By pushing the boundaries of what an art exhibition can be, Jeannie Wu also hopes to also change the way Hong Kong people approach contemporary art. “In general the people of Hong Kong, no matter their social strata, have a shallow approach to contemporary art, which makes me feel very helpless. They see the art but they don’t and can’t approach it, as if there is a thin layer of cling film binding them,” she says. “Hong Kong people have this habit where they walk into an exhibition and ask, ‘What does this artwork mean?’ Why do people expect that everything has a specific answer to it or expect that artists must have a message they want to deliver through their art?
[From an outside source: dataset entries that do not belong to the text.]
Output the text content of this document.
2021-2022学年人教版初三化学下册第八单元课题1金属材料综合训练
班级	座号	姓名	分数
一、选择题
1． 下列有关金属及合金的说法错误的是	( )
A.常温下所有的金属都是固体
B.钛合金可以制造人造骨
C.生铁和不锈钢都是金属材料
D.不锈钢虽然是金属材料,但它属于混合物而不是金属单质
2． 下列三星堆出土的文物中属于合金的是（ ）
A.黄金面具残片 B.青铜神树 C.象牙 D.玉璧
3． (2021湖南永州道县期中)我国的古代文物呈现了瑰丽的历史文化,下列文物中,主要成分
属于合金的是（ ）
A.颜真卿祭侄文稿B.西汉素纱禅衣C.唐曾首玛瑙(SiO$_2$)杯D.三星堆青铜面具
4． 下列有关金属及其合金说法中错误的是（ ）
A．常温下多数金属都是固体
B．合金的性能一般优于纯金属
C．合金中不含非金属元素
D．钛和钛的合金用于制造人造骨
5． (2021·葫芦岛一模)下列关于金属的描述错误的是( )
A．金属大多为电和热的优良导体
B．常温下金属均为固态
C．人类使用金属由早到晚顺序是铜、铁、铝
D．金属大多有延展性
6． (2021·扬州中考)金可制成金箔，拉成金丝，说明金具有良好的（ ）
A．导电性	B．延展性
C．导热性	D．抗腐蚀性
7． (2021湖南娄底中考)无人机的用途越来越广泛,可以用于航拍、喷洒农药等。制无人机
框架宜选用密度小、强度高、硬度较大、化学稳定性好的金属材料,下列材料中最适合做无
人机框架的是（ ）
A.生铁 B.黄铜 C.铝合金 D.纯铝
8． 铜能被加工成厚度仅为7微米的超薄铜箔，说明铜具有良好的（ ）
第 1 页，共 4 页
Can’t there just be no reason at all?”

Jeannie Wu may not have all the answers. But there’s no doubt she will continue to promote HART as a platform to bring different voices and viewpoints together in the spirit of unity and connection. And if the audience leaves an exhibition like Household Gods having broken through the thin cling film that binds them, then all the better. 

Household Gods is on from 30 September to 21 November 2020 at HART Hall, G/F, H Queen’s, 80 Queen’s Road Central.